All tutorials in this series are based on cosmos/example, a reference Cosmos SDK chain built around a custom x/counter module. The repo has two main branches:
  • main: the complete chain with the full x/counter module wired in. This is used in the Quickstart guide.
  • tutorial/start: the same chain without the counter module. The x/counter directory and its app wiring are stripped out so you can build the module from scratch by following the tutorial.
If you want to follow along and build the module yourself, start from tutorial/start. If you want to browse the finished implementation first, use main.

What’s in this series

  1. Prerequisites: Install Go, Make, Docker, and Git. Clone the repo and get familiar with the layout.
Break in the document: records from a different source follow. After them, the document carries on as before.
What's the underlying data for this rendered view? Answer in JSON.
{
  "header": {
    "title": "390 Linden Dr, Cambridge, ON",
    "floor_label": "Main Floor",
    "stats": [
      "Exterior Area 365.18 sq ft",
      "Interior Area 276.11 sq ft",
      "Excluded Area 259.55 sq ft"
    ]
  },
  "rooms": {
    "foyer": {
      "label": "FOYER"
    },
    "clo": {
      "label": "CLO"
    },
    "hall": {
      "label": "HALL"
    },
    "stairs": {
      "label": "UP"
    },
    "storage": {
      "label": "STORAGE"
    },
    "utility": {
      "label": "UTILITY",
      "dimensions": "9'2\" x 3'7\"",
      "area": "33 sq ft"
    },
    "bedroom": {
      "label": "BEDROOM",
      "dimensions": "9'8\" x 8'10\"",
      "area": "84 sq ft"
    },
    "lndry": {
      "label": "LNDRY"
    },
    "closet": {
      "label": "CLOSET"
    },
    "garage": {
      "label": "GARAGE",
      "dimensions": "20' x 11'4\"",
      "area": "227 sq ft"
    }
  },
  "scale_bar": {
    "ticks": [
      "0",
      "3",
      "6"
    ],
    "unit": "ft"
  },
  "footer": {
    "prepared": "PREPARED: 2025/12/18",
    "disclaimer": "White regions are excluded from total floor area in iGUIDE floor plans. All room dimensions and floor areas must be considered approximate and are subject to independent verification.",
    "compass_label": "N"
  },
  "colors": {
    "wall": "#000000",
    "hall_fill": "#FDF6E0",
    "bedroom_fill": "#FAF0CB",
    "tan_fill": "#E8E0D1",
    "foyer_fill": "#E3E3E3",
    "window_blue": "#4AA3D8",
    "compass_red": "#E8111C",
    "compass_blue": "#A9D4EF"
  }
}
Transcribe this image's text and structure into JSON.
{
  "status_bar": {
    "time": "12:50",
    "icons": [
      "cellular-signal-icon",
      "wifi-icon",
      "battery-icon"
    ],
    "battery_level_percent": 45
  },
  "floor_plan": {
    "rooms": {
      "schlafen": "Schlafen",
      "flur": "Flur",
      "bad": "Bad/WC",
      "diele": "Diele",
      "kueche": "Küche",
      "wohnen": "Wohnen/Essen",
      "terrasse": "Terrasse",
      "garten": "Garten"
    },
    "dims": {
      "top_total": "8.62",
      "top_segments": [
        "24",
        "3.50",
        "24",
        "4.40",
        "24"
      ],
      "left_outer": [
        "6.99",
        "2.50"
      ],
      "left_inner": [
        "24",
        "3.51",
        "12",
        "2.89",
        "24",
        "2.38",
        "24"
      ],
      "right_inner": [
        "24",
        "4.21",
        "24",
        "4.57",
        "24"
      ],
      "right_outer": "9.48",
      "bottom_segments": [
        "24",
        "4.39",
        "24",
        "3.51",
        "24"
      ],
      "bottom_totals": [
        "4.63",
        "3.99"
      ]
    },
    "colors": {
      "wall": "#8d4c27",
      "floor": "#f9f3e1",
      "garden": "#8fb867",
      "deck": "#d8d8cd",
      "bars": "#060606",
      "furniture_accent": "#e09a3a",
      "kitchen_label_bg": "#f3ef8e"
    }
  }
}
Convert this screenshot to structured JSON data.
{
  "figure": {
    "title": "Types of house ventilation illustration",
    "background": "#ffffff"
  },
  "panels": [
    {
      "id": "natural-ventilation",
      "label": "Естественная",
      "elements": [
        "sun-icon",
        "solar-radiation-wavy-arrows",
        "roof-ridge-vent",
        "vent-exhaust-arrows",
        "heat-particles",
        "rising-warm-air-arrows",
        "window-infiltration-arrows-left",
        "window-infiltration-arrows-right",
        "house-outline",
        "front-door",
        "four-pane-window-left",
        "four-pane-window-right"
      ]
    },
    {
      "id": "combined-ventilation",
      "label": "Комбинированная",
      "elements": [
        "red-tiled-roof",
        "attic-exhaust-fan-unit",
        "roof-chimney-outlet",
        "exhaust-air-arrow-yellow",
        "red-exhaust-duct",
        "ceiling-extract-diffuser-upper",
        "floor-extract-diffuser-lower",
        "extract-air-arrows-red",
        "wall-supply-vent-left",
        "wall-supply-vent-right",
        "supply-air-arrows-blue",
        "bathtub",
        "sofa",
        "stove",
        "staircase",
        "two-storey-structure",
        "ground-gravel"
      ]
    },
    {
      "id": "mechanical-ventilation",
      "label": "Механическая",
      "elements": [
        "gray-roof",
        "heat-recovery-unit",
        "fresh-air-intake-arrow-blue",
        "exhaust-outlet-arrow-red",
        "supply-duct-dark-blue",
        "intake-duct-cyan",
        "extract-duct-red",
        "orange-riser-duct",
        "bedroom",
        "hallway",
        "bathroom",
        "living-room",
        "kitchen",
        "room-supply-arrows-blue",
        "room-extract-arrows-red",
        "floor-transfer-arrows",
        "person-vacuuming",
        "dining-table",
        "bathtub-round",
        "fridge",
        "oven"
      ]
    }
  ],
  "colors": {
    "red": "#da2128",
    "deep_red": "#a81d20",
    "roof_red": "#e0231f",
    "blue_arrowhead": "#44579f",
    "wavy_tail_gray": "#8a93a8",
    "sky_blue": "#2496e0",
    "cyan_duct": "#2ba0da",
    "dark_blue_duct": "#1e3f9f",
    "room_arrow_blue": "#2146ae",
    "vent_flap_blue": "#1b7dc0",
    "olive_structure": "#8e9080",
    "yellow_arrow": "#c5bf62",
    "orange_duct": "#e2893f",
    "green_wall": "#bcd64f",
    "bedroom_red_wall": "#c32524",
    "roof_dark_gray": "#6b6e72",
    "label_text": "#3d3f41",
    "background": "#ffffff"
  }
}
  2. Quickstart: Build and run the chain in minutes. Submit a transaction, query the result, and see the counter module in action before you build it yourself.
  3. Build a Module from Scratch: Build a minimal counter module step by step: proto definitions, keeper, message server, query server, and app wiring. Start here if you want to understand how a module comes together.
  4. Full Module Walkthrough: Walk through the complete x/counter implementation on main. Covers everything added on top of the minimal module: params, governance-gated authority, validation, fees, sentinel errors, telemetry, AutoCLI, simulation, block hooks, and a full unit test suite.
  5. Run and Test: Learn the full development workflow: running a local chain, using the CLI, and working with the three layers of testing: unit tests, end-to-end tests, and simulation.